After the announcement of US job numbers, markets are awaiting the release of US inflation figures today. Economists expect the main gauge of consumer prices in the United States to show the smallest annual gains in nearly five years. Where it is expected that the consumer price index issued by the Ministry of Labor today will show an annual increase of 0.5% for the month of April. Consumer prices fell 0.4% from February to March, the biggest drop in five years, reflecting the downward pressure that the coronavirus pandemic is having on the cost of gasoline, airline tickets, hotel rooms, and other goods and services.
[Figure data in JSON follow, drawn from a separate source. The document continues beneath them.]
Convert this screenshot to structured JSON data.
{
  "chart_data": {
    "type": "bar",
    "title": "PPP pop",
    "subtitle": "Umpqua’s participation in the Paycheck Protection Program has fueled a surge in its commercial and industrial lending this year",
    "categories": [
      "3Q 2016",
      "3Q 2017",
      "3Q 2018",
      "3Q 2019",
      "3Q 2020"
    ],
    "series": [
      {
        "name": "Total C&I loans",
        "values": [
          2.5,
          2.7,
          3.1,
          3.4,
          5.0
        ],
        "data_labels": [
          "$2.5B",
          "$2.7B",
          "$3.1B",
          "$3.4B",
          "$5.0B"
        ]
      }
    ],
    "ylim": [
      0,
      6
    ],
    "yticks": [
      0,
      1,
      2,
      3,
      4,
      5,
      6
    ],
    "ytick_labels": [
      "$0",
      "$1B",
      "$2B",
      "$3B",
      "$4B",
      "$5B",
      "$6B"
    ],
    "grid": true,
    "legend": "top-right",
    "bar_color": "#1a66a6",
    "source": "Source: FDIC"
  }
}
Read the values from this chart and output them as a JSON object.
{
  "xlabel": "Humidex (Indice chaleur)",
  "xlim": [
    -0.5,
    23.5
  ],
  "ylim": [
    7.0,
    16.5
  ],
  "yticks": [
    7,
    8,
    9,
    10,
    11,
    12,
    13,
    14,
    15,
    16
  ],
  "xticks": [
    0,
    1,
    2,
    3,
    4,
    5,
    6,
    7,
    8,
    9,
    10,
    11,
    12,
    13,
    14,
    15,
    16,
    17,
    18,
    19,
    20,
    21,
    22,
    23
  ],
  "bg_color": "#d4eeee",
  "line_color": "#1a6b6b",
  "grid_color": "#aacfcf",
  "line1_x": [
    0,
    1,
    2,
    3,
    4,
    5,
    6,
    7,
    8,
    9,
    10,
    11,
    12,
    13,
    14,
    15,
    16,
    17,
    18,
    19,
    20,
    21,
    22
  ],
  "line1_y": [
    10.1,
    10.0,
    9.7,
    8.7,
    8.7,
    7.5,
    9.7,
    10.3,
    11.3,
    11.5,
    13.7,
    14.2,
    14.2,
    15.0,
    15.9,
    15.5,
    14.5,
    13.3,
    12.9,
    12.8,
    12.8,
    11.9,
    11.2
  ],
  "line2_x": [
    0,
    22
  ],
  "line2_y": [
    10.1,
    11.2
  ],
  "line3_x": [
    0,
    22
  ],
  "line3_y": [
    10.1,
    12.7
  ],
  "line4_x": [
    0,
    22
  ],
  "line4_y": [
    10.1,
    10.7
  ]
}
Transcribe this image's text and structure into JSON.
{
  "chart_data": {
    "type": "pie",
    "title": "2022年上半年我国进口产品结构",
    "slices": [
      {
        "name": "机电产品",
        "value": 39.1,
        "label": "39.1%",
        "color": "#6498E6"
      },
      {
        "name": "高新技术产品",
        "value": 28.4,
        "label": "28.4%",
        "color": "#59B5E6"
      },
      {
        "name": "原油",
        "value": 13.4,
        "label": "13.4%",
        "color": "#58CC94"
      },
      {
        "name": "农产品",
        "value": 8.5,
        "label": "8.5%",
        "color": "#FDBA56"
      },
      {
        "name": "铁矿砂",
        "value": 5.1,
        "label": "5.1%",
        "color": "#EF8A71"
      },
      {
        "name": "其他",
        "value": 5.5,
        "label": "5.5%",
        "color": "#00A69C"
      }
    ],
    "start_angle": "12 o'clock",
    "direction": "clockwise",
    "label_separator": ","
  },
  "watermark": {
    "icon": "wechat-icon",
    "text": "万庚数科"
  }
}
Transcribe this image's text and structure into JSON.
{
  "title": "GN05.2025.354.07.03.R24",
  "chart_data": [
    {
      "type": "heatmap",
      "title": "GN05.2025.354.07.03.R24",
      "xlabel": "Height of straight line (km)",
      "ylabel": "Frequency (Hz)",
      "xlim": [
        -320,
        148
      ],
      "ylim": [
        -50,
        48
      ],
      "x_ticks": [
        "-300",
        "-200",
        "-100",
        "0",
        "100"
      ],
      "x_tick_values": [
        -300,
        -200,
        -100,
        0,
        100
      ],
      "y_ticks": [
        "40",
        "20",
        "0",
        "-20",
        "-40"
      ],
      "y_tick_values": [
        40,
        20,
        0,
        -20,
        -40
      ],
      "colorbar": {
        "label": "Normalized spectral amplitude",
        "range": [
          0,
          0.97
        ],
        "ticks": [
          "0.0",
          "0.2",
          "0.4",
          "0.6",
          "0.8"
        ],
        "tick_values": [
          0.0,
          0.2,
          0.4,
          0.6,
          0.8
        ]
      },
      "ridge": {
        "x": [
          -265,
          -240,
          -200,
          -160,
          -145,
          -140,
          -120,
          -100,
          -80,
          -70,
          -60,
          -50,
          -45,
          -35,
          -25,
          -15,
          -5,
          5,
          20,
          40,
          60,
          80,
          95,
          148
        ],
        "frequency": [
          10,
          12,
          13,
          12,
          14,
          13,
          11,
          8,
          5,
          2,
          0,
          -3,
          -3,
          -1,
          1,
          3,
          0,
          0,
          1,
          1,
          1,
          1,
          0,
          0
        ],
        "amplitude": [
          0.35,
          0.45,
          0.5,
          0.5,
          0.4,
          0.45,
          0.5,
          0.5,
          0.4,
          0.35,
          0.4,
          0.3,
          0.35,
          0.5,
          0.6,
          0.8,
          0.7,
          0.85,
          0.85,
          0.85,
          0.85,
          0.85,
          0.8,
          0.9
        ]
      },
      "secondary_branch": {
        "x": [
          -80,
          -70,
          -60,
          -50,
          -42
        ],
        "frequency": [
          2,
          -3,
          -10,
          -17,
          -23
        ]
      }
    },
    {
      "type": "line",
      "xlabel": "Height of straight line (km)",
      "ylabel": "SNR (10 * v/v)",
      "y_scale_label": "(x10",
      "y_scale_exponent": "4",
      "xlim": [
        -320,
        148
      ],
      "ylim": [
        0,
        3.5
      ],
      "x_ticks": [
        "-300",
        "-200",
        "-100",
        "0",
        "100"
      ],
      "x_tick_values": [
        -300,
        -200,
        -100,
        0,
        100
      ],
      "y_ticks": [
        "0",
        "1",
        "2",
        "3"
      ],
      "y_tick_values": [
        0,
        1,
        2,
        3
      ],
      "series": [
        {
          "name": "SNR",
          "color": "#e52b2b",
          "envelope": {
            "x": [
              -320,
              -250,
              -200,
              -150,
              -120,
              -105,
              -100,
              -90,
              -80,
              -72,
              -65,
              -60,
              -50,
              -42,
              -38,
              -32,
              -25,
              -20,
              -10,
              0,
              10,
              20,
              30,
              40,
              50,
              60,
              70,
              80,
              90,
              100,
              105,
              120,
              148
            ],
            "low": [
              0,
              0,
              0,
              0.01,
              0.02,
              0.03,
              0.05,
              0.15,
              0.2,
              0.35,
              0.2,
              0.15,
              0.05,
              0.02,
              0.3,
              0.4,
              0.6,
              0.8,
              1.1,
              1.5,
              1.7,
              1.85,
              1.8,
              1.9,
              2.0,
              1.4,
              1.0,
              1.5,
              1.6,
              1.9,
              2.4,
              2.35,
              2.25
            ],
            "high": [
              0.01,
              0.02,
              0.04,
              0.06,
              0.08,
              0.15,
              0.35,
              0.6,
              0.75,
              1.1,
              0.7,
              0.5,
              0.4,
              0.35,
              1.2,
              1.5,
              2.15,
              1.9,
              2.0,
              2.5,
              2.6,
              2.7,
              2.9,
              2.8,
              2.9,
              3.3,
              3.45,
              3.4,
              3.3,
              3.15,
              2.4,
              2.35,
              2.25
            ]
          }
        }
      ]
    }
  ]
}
Tens of millions of Americans have lost their jobs in the past seven weeks since the Coved 19 epidemic closed most of the nation's economy. The epidemic brought the unemployment rate in the United States to 14.7%, the level that was last seen when the country was in the midst of the Great Depression. About 33.5 million workers have applied for unemployment benefits over the past seven weeks. Economists expect 2.6 million Americans to apply for assistance in the first week of May. The Ministry of Labor will release its weekly share of applications on Thursday.
By the end of this week, the US Commerce Department will release retail sales data for April. More than 60% of US retailers have closed temporarily since March, as government officials ordered companies to close their doors. Accordingly, US retail sales fell by -8.4% in March. Economists expect the slide to accelerate since then, they expect retail sales to drop by -10% in April.
According to technical analysis of the pair: There is no change to my technical view of the EUR/USD performance, as stability around and below the 1.0800 psychological support will increase the pair bearish momentum, and thus prepare to test stronger and closer support levels, currently 1.0755 and 1.0680 respectively. The 1.1000 psychological resistance will remain the key of the long awaited bullish correction.
As for the economic calendar data today: All focus will be on the announcement of US inflation figures through the consumer price index and the statements of some members of the US Federal Reserve Bank.